Au sommaire (8 sections)
- Évaluer la faisabilité d’un ancien magasin avant de l’acheter
- Réaliser le diagnostic initial : structure, pollution, réseaux et accessibilité
- Obtenir le changement de destination et vérifier le PLU
- Concevoir des logements lumineux, ventilés et accessibles
- Viabiliser l’eau, l’assainissement, l’électricité et les eaux pluviales
- Chiffrer la transformation et monter un financement réaliste
- Phaser le projet et réunir les bons intervenants
- Savoir quand confier la reconversion à des professionnels
Évaluer la faisabilité d’un ancien magasin avant de l’acheter
Un ancien magasin de bricolage peut devenir une résidence, mais il faut d’abord vérifier quatre points : la solidité de l’ossature, la qualité de l’enveloppe, la possibilité de créer de la lumière et la capacité des réseaux. Une grande cellule commerciale de plain-pied, avec charpente métallique et parking, offre des volumes utiles ; elle peut aussi cacher une toiture à reprendre, un dallage insuffisamment isolé et des façades aveugles coûteuses à percer.
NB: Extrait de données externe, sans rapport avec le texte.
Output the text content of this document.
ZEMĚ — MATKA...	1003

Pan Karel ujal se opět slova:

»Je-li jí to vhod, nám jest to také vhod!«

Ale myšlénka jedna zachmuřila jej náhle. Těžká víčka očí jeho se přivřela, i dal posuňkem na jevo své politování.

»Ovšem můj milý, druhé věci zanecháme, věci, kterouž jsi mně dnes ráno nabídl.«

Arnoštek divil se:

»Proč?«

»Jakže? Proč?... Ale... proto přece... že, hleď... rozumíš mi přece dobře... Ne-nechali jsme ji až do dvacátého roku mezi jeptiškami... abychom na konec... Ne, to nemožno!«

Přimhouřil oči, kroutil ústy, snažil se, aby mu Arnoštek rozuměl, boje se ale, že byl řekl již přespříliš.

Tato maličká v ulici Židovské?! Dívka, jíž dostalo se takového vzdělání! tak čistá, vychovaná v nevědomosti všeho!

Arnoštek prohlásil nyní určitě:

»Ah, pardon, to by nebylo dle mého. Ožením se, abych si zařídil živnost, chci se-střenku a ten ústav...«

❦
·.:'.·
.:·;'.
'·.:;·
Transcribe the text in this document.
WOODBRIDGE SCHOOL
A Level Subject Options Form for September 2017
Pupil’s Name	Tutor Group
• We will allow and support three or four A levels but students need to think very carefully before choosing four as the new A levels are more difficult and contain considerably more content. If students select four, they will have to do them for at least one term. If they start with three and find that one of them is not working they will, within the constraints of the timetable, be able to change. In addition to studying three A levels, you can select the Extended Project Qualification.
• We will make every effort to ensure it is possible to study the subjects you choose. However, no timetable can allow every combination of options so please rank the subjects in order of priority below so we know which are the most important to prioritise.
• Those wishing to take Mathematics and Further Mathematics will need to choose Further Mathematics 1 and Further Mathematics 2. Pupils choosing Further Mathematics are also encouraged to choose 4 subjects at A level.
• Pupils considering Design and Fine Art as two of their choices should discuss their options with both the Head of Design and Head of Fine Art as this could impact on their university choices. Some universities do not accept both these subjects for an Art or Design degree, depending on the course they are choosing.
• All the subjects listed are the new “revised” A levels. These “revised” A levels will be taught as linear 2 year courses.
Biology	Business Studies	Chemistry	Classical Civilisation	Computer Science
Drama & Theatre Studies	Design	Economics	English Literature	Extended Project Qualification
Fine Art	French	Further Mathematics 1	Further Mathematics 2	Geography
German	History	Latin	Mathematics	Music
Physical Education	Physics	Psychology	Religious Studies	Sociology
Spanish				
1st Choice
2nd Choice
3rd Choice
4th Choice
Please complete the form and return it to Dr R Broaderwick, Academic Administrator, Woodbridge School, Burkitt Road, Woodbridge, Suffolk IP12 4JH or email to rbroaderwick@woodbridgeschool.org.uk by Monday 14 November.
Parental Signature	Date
Ne raisonnez pas à partir de la surface de vente affichée. Faites produire une esquisse avec surfaces habitables, noyaux d’escaliers, couloirs, locaux vélos, déchets et gaines techniques : dans un plateau commercial, 15 à 30 % de la surface brute peut disparaître en circulations et locaux communs. Le bon indicateur financier est donc le coût rapporté au m² habitable réellement vendable ou louable.
Trois repères pour cadrer une reconversion
- 6 à 8 m
- profondeur généralement confortable depuis une façade vitrée pour un logement traversant ou bien éclairé Repère de conception, à confirmer par l’architecte selon les ouvertures et la distribution.
- 2,20 m
- hauteur minimale couramment retenue pour une pièce principale d’un logement décent La hauteur existante doit aussi absorber faux plafond, isolation et passages de réseaux.
- 12 à 24 mois
- délai indicatif entre promesse d’achat et livraison d’une reconversion complexe Études, autorisations, recours éventuels et raccordements peuvent l’allonger.
Réaliser le diagnostic initial : structure, pollution, réseaux et accessibilité
Missionnez un bureau d’études structure pour contrôler la charpente, les poteaux, les fondations accessibles, le dallage, les charges admissibles de mezzanine et les fissures. La création de trémies d’escalier, d’ascenseur ou de patios modifie les descentes de charge : une dalle commerciale n’est pas automatiquement capable de reprendre des refends maçonnés ou une nouvelle surélévation.
L’historique d’un magasin de bricolage impose aussi une enquête environnementale. Consultez Géorisques, les informations publiques sur les anciens sites industriels et activités de service, les éventuelles installations classées, puis faites réaliser des sondages si des cuves, zones de peinture, stockage de solvants, bois traités ou hydrocarbures sont plausibles. Les terres excavées sont à analyser avant évacuation, car leur filière de traitement peut peser lourdement sur le budget.
- Faites établir un diagnostic amiante avant travaux pour tout immeuble dont le permis de construire est antérieur au 1er juillet 1997 ; il doit précéder toute démolition, perçage ou dépose concernée.
- Repérez le plomb lorsque l’âge du bâti et les revêtements le justifient, ainsi que termites ou mérule selon les arrêtés locaux et les indices observés.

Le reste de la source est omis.